U.S. District Judge Stephen C. Robinson issued a 16-page order that found the company, Supervised Lifestyles Inc., known as SLS, had engaged in "abusive, deliberate, and improper conduct" during the lawsuit's opt-out phase, where former patients decide whether they want to participate in the lawsuit. SLS operates two facilities that treat young adults with psychiatric problems.
The state Office of Mental Health announced this month it intends to revoke SLS's three licenses to run the two Southeast facilities, saying the company had wrongly restrained patients and denied them contact with family members. SLS has said it will fight the revocation.
The findings by the OMH are similar to the allegations raised in the lawsuit filed by two former patients in U.S. District Court in White Plains.
Robinson wrote that SLS had contacted patients and communicated "false and misleading information to the putative plaintiff class members and their parents and families in a concerted effort to scare them into opting out of this lawsuit."
Former patients said that SLS therapists had called them and told them their medical records would be made public by participating in the lawsuit.
Michael Sussman, the lawyer representing the former patients, said Robinson had stepped in to protect the integrity of the legal system.
"SLS class members and I are gratified by this decision and by the clarity the judge has brought to a situation which SLS intentionally tried to muddle," he said. "This example of judicial resolve restores faith for many who have found the legal system unresponsive to their human needs."
But a lawyer representing SLS said the company was considering an appeal of Robinson's order.
"At the hearing before Judge Robinson, SLS representatives stated that their actions in contacting patient family members were motivated solely by concerns relating to the health, welfare and privacy of SLS patients," lawyer Paul Callan said.
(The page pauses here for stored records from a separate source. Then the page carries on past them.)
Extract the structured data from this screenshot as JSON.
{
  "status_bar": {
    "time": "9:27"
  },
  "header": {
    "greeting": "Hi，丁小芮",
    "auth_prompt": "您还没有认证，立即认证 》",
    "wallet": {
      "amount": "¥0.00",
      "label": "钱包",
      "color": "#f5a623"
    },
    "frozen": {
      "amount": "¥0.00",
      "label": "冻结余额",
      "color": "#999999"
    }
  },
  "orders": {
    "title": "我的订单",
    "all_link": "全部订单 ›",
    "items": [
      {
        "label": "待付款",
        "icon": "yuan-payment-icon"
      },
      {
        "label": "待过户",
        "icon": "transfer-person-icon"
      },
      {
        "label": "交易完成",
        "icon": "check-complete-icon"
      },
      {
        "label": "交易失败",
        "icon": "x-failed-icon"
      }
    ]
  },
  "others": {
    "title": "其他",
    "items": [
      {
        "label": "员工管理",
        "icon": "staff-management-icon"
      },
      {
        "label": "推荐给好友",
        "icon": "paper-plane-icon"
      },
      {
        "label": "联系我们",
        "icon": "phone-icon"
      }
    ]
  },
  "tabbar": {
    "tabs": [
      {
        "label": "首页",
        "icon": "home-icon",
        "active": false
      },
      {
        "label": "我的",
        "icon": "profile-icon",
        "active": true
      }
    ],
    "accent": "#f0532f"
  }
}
Robinson ordered that for the duration of the opt-out period, SLS or its agents no longer can contact former patients about the lawsuit without his permission.
He also voided all previous opt-outs and ordered new notices of the lawsuit be sent to potential class members who opted out "to affirm that decision once the false and misleading information provided by SLS and its employees has been corrected."